My department - and I am the ringleader on this particular item - is in the midst of changing our processes for software development. It was fairly informal, since our customers were internal. Ask them what they want, build it, give it to them. If there was any documentation, it served the developers more than the customers, perhaps explaining a particularly difficult piece of code.
The department was getting beat up right and left - and why? A few reasons. One, we were always late with our estimates. The "estimates" were usually really loose ideas given by managers before requirements were analyzed (which of course, they never were analyzed, not formally). And an additional reason why we weren't making our dates? Our customers would bring us new requirements, or complete changes in direction, at various points of the project - causing projects to extend and extend.
There are a lot of pain points here, especially for me, taking over from a guy who wrote applications for ten years and didn't really need to document them - after all, he was always going to be here to support them, right? And now that we're offshoring some of the development, I need a better way to communicate our requirements.

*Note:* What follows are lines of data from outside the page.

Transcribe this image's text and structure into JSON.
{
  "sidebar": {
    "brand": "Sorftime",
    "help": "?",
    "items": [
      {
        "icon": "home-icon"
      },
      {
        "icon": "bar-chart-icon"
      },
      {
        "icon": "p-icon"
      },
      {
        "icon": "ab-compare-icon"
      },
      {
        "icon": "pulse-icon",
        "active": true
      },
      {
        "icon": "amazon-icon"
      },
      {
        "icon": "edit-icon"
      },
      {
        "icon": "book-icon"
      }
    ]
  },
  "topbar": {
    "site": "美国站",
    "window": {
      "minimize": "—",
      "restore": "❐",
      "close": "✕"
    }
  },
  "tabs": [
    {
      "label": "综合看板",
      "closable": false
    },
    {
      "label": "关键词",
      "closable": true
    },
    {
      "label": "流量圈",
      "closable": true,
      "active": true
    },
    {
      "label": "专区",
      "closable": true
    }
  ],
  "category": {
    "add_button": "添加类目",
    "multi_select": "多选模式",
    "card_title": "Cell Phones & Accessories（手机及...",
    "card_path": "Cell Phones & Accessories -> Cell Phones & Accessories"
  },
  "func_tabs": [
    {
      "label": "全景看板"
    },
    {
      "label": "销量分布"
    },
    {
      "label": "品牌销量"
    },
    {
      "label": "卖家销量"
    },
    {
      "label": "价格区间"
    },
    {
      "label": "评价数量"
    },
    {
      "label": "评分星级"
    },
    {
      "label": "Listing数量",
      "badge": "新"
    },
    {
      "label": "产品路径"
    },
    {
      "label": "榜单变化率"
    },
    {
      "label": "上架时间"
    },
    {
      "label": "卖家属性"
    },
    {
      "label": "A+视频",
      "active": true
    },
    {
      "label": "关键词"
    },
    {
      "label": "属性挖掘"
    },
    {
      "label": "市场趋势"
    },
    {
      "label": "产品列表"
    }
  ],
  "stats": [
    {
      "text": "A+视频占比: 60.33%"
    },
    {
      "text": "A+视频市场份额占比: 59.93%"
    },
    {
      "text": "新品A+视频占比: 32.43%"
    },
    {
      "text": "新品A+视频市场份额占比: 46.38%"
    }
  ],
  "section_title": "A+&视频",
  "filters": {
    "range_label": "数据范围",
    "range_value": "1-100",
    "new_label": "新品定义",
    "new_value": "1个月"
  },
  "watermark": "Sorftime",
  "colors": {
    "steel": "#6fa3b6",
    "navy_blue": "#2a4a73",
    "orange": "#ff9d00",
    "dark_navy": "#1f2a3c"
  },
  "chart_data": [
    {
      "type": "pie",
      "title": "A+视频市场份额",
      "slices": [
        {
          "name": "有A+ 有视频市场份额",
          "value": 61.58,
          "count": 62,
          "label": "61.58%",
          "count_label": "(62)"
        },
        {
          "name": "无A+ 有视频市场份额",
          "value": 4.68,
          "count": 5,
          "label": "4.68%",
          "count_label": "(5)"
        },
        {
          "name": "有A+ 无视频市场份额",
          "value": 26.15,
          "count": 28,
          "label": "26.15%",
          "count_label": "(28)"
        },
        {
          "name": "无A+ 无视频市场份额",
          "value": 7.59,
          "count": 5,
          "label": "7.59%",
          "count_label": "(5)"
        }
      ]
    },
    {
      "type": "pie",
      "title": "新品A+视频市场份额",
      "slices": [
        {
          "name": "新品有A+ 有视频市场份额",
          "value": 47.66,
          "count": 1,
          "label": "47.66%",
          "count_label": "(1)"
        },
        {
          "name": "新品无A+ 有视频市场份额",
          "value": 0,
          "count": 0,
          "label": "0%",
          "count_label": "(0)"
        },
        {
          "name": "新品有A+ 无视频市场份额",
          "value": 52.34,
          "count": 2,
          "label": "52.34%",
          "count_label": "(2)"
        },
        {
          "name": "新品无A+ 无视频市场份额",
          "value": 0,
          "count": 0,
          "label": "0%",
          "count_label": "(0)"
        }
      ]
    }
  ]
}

I'm proposing requirements elicitation and analysis, project vision/scope statements, use cases where applicable, a change management process by which we do not increase the scope without analyzing the cost and risks, and more. I've been doing a whole lot of reading in a variety of places [Books 24 is a great subscription to have ], getting a broad idea of industry best practices and combining it with what I learned in Software Engineering school and what I've done as a consultant. None of these ideas are new, but for some reason, they had never taken root here.
I'm really happy about the changes we're going to make. Already, use cases have come in handy. When I presented a set of use cases to the stakeholders and SMEs, they immediately understood what I was trying to capture, and I was able to get much better feedback from them. It worked like a dream, just like the books said it would! And the vision document - after reading what they came up with for a vision set into a simple paragraph, they realized that they had left something out of the scope - and we were able to fix that in the early stages. Without the vision document, I'm quite sure we would have proceeded to the end before discovering the missing requirement.